Ok, let’s talk HPV.
No it’s not the latest cable channel on your television. It is the most common sexually transmitted infection. HPV is also known as human papilloma virus. You can acquire this virus by genital sex, anal sex, oral sex or by simple genital to genital contact.
In a world where medical research has exploded and we are aware of the millions of viruses, infections and dangers that surround us, it’s easy to become apathetic. Every day, new findings break out in the news, causing us to worry about our health and the health of those we love. Although we may feel like we want to shut down and hide in our homes, that isn’t reality, nor a good plan. We need to go out into the world and experience our lives to their fullest potential. Part of that experience may include a vibrant sex life which is desirable and healthy. To support this, we must protect ourselves and others against infections that will surely diminish our quality of life.
While it is true that 90% of HPV infections clear themselves within 2 years, some will persist without symptoms and can cause several serious health problems. Some of these conditions include:
- genital warts,
- warts in the throat,
- cervical cancer,
- as well as cancer of the vulva, vagina, penis and anus.
In Canadian women aged 20-44, cervical cancer is the second most common cancer, after breast cancer.

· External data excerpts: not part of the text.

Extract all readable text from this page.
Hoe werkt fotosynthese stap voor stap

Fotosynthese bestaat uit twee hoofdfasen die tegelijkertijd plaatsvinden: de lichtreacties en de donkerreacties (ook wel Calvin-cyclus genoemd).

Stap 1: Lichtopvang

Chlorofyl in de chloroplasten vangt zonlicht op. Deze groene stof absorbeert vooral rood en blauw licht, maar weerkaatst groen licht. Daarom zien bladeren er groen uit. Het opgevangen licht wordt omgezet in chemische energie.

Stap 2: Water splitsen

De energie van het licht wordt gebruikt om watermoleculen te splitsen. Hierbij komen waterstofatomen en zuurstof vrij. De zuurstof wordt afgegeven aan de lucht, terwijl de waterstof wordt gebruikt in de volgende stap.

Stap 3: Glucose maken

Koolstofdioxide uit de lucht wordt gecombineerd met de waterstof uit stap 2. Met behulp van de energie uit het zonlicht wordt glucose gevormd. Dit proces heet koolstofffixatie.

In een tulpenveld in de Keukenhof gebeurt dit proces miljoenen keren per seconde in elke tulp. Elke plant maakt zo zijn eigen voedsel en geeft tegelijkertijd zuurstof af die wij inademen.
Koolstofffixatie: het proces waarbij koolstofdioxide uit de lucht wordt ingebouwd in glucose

Unfortunately, approximately 400 Canadian women die every year from cervical cancer.
How can we improve these numbers?
How can we gain a little control? Two vaccines have been created to deal with this problem, Gardasil and Cervarix. Both vaccines protect against two HPV types (type 16 and 18) that cause the above mentioned cancers. Gardasil also protects against HPV-6 and HPV-11 that cause 90% of genital warts. Canadian experts are recommending that sexually active people and those with who’ve already had an abnormal pap smear, be vaccinated as early as possible. It is best for boys and girls to receive the vaccine before they become sexually active. It is for this reason that the Quebec government has decided to target girls between the ages of 9-17 years. It is offered in schools during the 4th grade. Although the recommendation is for boys and girls, currently only girls costs are being covered by the government as well as for women between the ages of 18-26 years who have a weakened immune system. It is highly recommended that boys still choose to receive the vaccine in order to protect themselves and future partners.

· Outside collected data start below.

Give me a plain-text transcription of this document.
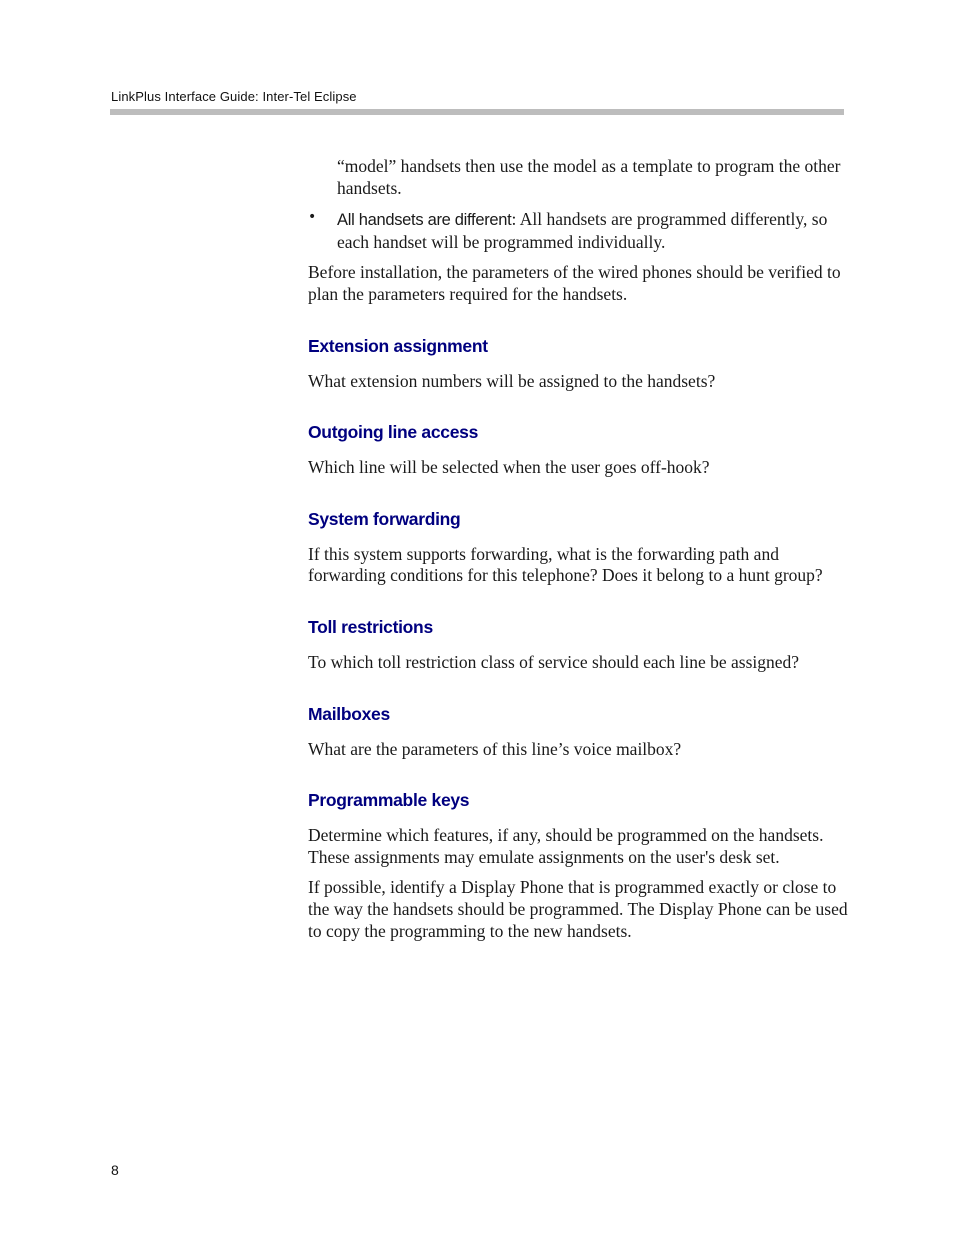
LinkPlus Interface Guide: Inter-Tel Eclipse

“model” handsets then use the model as a template to program the other handsets.

• All handsets are different: All handsets are programmed differently, so each handset will be programmed individually.

Before installation, the parameters of the wired phones should be verified to plan the parameters required for the handsets.

Extension assignment

What extension numbers will be assigned to the handsets?

Outgoing line access

Which line will be selected when the user goes off-hook?

System forwarding

If this system supports forwarding, what is the forwarding path and forwarding conditions for this telephone? Does it belong to a hunt group?

Toll restrictions

To which toll restriction class of service should each line be assigned?

Mailboxes

What are the parameters of this line’s voice mailbox?

Programmable keys

Determine which features, if any, should be programmed on the handsets. These assignments may emulate assignments on the user's desk set.

If possible, identify a Display Phone that is programmed exactly or close to the way the handsets should be programmed. The Display Phone can be used to copy the programming to the new handsets.

8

Just some words of caution.
The HPV vaccine does not protect against all forms of cancer causing HPV infections and therefore does not eliminate the need for regular pap tests. Also, watch out for that false sense of security that may come from getting the vaccine. It does not eliminate the need for protected sex or prudence about one’s choice and frequency of sexual partners. Barrier methods of protection (ie. condoms) are still necessary to prevent HIV/AIDS and other types of infection.

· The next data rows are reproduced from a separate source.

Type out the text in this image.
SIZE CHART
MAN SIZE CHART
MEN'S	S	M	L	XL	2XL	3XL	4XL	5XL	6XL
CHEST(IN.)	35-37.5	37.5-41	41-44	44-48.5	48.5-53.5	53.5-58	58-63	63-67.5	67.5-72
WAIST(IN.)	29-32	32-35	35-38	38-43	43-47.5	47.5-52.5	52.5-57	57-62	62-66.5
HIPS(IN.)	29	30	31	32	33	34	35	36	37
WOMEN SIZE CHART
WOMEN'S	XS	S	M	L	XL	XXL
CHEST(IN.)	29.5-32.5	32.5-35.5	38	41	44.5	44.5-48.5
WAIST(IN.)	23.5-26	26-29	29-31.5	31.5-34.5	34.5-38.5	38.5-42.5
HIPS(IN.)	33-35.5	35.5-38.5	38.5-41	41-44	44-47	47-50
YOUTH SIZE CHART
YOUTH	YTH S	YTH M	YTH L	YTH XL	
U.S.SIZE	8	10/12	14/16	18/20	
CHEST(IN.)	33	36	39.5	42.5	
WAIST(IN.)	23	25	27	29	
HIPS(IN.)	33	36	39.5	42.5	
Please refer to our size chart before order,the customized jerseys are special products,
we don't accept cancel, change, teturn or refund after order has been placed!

I realize it’s not the easiest topic to discuss with anyone especially with kids. The details do not need to be addressed at this time. Just know that you are helping them with the tools they need to protect themselves. Like all dreaded vaccines that kids fear when going to the doctor’s office…remind them, they’ll thank you one day. This is an important topic. One you should bring up at your next doctor’s appointment.